Ternyata semua laki-laki sama saja. Batinnya.
Guru fisika yang sering dipanggil Nakao sensei itu mengabsen semua murid yang ada di dalam kelas.
“Abbechi?”
“Hadir.”
“Ageha? Apa Ageha hadir?”
“Saya hadir, sensei.” Jawab Ageha.
Guru tersebut memandang Ageha yang tertunduk diam. Sewaktu dokter memvonis bahwa ia kena kanker hati. Ageha tidak pernah masuk sekolah. Dan walaupun masuk sekolah, ia tidak ada di dalam kelas. Melainkan di atas atap.
“Ageha, nanti bisa ikut saya ke kantor guru?”
“Iya, sensei.”
Ageha beranjak dari tempat duduknya, diikuti pak Nakao. Tapi sebelum keluar, pak Nakao berpesan kepada muridnya.
“Anak-anak, kalian saya tinggal sebentar. Kalian self–study saja. Kalau begitu bapak permisi.”
“Baik, sensei.”
Ketika pak Nakao dan Ageha meninggalkan ruangan kelas 3-2, seluruh murid yang ada di kelas langsung ribut dan siswi perempuan mulai mengerubungi Ryuga. Bertanya-tanya apa dia punya pacar, rumahnya di mana, alamat E-mailnya apa, serta tipe perempuan yang ia sukai. Ryuga menanggapinya dengan santai, ia menjawab semua pertanyaan yang di berikan oleh semua siswi perempuan yang nge-fans dengannya. Sementara siswa laki-laki mulai mendekati Ryuga dan mengajaknya bergaul dan dia langsung berbaur dengan mereka. Sebuah kalimat muncul di pikirannya. Ternyata gadis yang kutemui malam tadi bersekolah di sini. Aku tak menyangka itu. Tapi melihat dari ekspresi wajahnya, sepertinya ia terkejut dengan perlakuanku yang sangat berbeda dari malam itu. Dasar perempuan bodoh, perempuan memang mudah dikelabui. Batinnya.

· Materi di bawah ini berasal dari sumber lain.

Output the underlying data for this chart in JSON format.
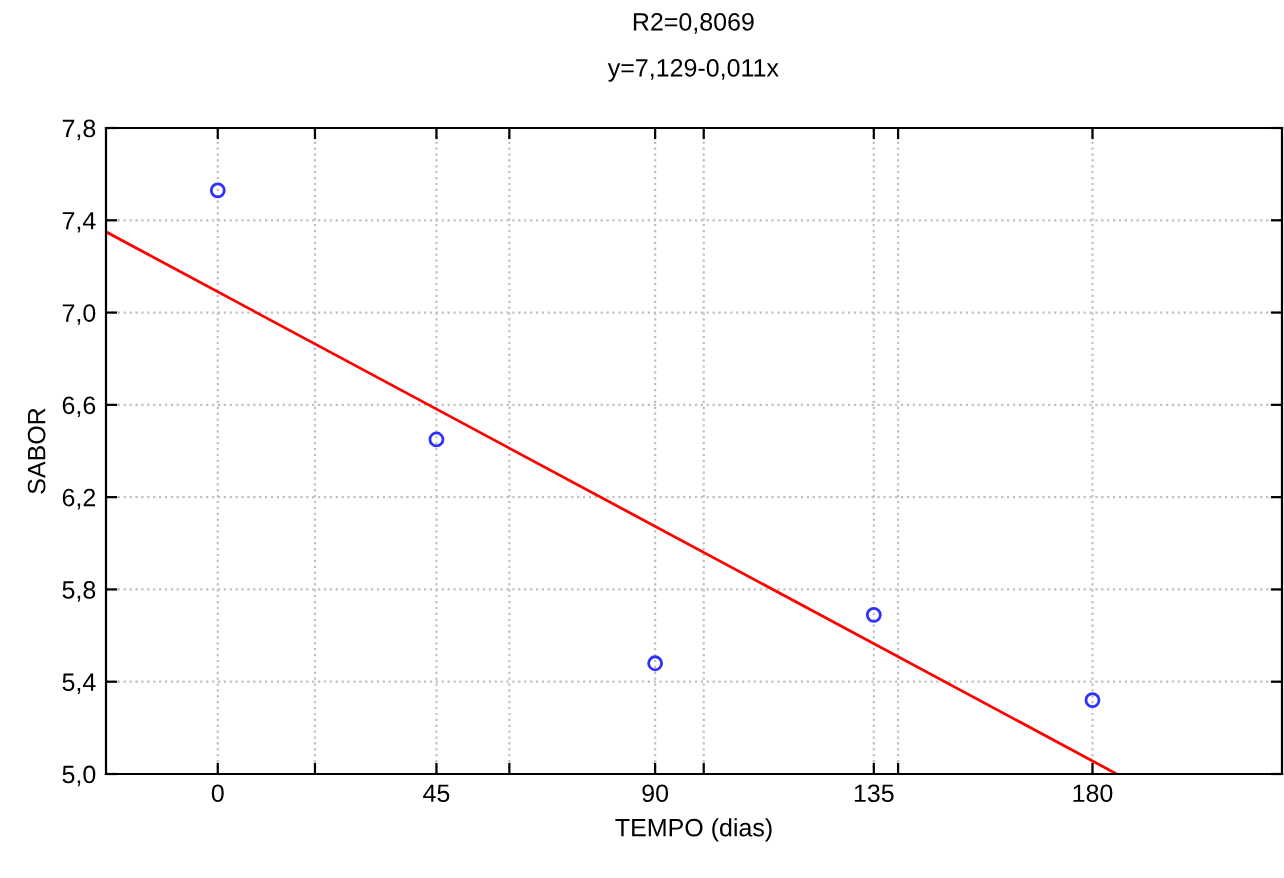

Sementara itu di kantor guru. Ageha terduduk diam dengan wajah tertunduk. Di depan Nakao sensei terdapat tumpukan absensi dirinya yang sudah terlalu banyak. Pak Nakao menghela nafas, ia sangat tidak mengerti dengan muridnya ini.
“Ageha, bapak tahu dengan keadaan yang sedang yang kau alami saat ini. Tapi hal tersebut jangan membuatmu berhenti bersekolah.”
Ageha hanya diam, tidak mendengar kalimat yang dikatakan pak Nakao.
“Hhh… jika kamu terus seperti ini. Bapak tidak jamin kamu akan lulus. Kamu terlalu banyak absen. Apa kamu ingin membuat ibumu kecewa?”
Ageha menggelengkan kepalanya. Dan berkata.
“Sensei. Menurut sensei apakah saya akan sembuh?”
Nakao terkejut mendengar perkataan muridnya yang tiba-tiba. Ia tahu Ageha terkena kanker hati stadium akhir yang sukar untuk di sembuhkan. Tapi jika Ageha bertanya seperti itu membuatnya kehabisan kalimat dan terdiam.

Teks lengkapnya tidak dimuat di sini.